I think marriage for two people is as much a statement and promise about themselves as it is about the other person. It isn't just them saying "I think I've found someone I could tolerate hanging out with day in and day out until one of us croaks no matter what". They're saying "I promise to be the sort of person that no matter what happens I'm still here when things aren't fun anymore and may never be again". It's a hefty promise to make about yourself and about how you feel for another person. Dare I say an ambitious statement.

But that's what marriage is truly. It's making an ambitious promise and spending your life living up to it no matter how many times running away seemed like a good idea. And it might totally suck the entire time, but the point is that at the end if you kept that ambitious promise, you, like any other person who has done something terribly difficult and painful, can be proud of your achievement. And it is an achievement to take on that ambitious a promise and then succeed.

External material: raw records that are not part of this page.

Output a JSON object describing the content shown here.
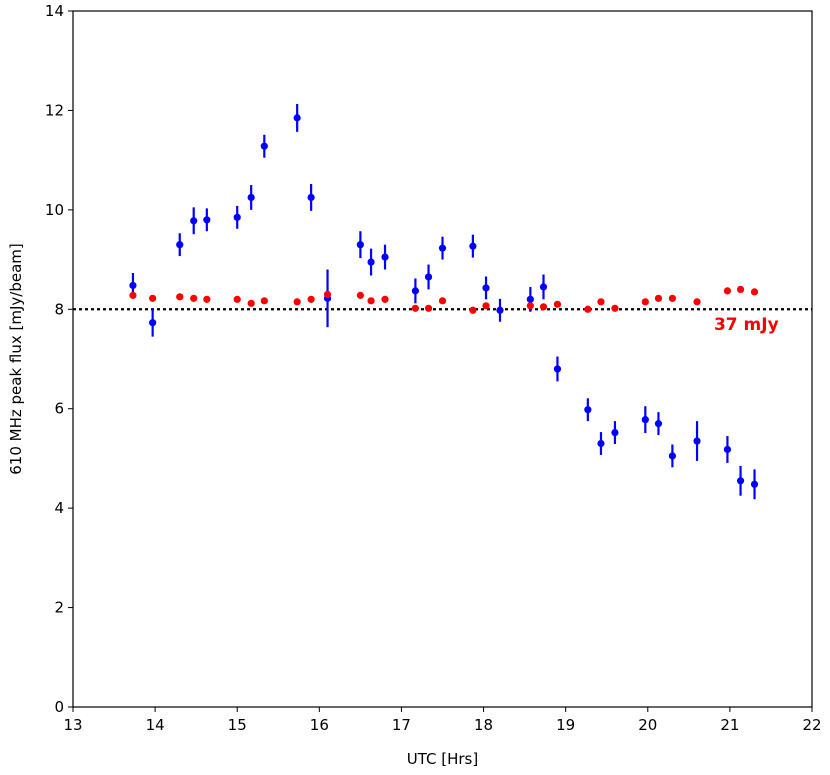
{
  "chart_data": {
    "type": "scatter",
    "xlabel": "UTC [Hrs]",
    "ylabel": "610 MHz peak flux [mJy/beam]",
    "xlim": [
      13,
      22
    ],
    "ylim": [
      0,
      14
    ],
    "xticks": [
      13,
      14,
      15,
      16,
      17,
      18,
      19,
      20,
      21,
      22
    ],
    "yticks": [
      0,
      2,
      4,
      6,
      8,
      10,
      12,
      14
    ],
    "grid": false,
    "legend": "none",
    "reference_line": {
      "y": 8.0,
      "style": "dotted",
      "color": "#000000"
    },
    "annotation": {
      "text": "37 mJy",
      "x": 21.2,
      "y": 7.7,
      "color": "#ff0000"
    },
    "series": [
      {
        "color": "#0000ff",
        "errorbars": true,
        "points": [
          {
            "x": 13.73,
            "y": 8.48,
            "err": 0.25
          },
          {
            "x": 13.97,
            "y": 7.73,
            "err": 0.28
          },
          {
            "x": 14.3,
            "y": 9.3,
            "err": 0.23
          },
          {
            "x": 14.47,
            "y": 9.78,
            "err": 0.27
          },
          {
            "x": 14.63,
            "y": 9.8,
            "err": 0.23
          },
          {
            "x": 15.0,
            "y": 9.85,
            "err": 0.23
          },
          {
            "x": 15.17,
            "y": 10.25,
            "err": 0.25
          },
          {
            "x": 15.33,
            "y": 11.28,
            "err": 0.23
          },
          {
            "x": 15.73,
            "y": 11.85,
            "err": 0.28
          },
          {
            "x": 15.9,
            "y": 10.25,
            "err": 0.27
          },
          {
            "x": 16.1,
            "y": 8.22,
            "err": 0.58
          },
          {
            "x": 16.5,
            "y": 9.3,
            "err": 0.27
          },
          {
            "x": 16.63,
            "y": 8.95,
            "err": 0.27
          },
          {
            "x": 16.8,
            "y": 9.05,
            "err": 0.25
          },
          {
            "x": 17.17,
            "y": 8.37,
            "err": 0.25
          },
          {
            "x": 17.33,
            "y": 8.65,
            "err": 0.25
          },
          {
            "x": 17.5,
            "y": 9.23,
            "err": 0.23
          },
          {
            "x": 17.87,
            "y": 9.27,
            "err": 0.23
          },
          {
            "x": 18.03,
            "y": 8.43,
            "err": 0.23
          },
          {
            "x": 18.2,
            "y": 7.98,
            "err": 0.23
          },
          {
            "x": 18.57,
            "y": 8.2,
            "err": 0.25
          },
          {
            "x": 18.73,
            "y": 8.45,
            "err": 0.25
          },
          {
            "x": 18.9,
            "y": 6.8,
            "err": 0.25
          },
          {
            "x": 19.27,
            "y": 5.98,
            "err": 0.23
          },
          {
            "x": 19.43,
            "y": 5.3,
            "err": 0.23
          },
          {
            "x": 19.6,
            "y": 5.52,
            "err": 0.23
          },
          {
            "x": 19.97,
            "y": 5.78,
            "err": 0.27
          },
          {
            "x": 20.13,
            "y": 5.7,
            "err": 0.23
          },
          {
            "x": 20.3,
            "y": 5.05,
            "err": 0.23
          },
          {
            "x": 20.6,
            "y": 5.35,
            "err": 0.4
          },
          {
            "x": 20.97,
            "y": 5.18,
            "err": 0.27
          },
          {
            "x": 21.13,
            "y": 4.55,
            "err": 0.3
          },
          {
            "x": 21.3,
            "y": 4.48,
            "err": 0.3
          }
        ]
      },
      {
        "color": "#ff0000",
        "errorbars": false,
        "points": [
          {
            "x": 13.73,
            "y": 8.28
          },
          {
            "x": 13.97,
            "y": 8.22
          },
          {
            "x": 14.3,
            "y": 8.25
          },
          {
            "x": 14.47,
            "y": 8.22
          },
          {
            "x": 14.63,
            "y": 8.2
          },
          {
            "x": 15.0,
            "y": 8.2
          },
          {
            "x": 15.17,
            "y": 8.12
          },
          {
            "x": 15.33,
            "y": 8.17
          },
          {
            "x": 15.73,
            "y": 8.15
          },
          {
            "x": 15.9,
            "y": 8.2
          },
          {
            "x": 16.1,
            "y": 8.3
          },
          {
            "x": 16.5,
            "y": 8.28
          },
          {
            "x": 16.63,
            "y": 8.17
          },
          {
            "x": 16.8,
            "y": 8.2
          },
          {
            "x": 17.17,
            "y": 8.02
          },
          {
            "x": 17.33,
            "y": 8.02
          },
          {
            "x": 17.5,
            "y": 8.17
          },
          {
            "x": 17.87,
            "y": 7.98
          },
          {
            "x": 18.03,
            "y": 8.07
          },
          {
            "x": 18.57,
            "y": 8.07
          },
          {
            "x": 18.73,
            "y": 8.05
          },
          {
            "x": 18.9,
            "y": 8.1
          },
          {
            "x": 19.27,
            "y": 8.0
          },
          {
            "x": 19.43,
            "y": 8.15
          },
          {
            "x": 19.6,
            "y": 8.02
          },
          {
            "x": 19.97,
            "y": 8.15
          },
          {
            "x": 20.13,
            "y": 8.22
          },
          {
            "x": 20.3,
            "y": 8.22
          },
          {
            "x": 20.6,
            "y": 8.15
          },
          {
            "x": 20.97,
            "y": 8.37
          },
          {
            "x": 21.13,
            "y": 8.4
          },
          {
            "x": 21.3,
            "y": 8.35
          }
        ]
      }
    ]
  }
}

As for the piece of paper thing being put forth, committing to someone else financially, legally, medically, emotionally, physically, is a really hefty bet to make. That's called being all in and hitching your horses to the same apple cart. Now, call me judgemental, but that's more than a piece of paper and it's a lot more commitment than just being unpapered partners. Like, even the saying it is just thing smacks of calling grapes sour. If it were little, I don't think you'd have an even mildly strong opinion about getting one and you certainly wouldn't bother to degrade the concept.
 
Joined
Oct 14, 2013
Location
Australia
I would like to be married one day but that requires finding soemone else who likes you enough. I've never found the right person, so I'm single still.
 

LinksASleeping

The Adventure Of Me
Joined
Mar 13, 2017
Location
Kansas
Having a child
Buying a home together
Getting married

That is how I rank the "Big 3", commitment-wise.

If you are married, but don't have any kids, it is easy to get out of. When you own a house and other joint property together, it is a big pain to split everything up, and if you have a kid with someone, you will be in each other's lives forever, unless one of you decides to not be in your child's life.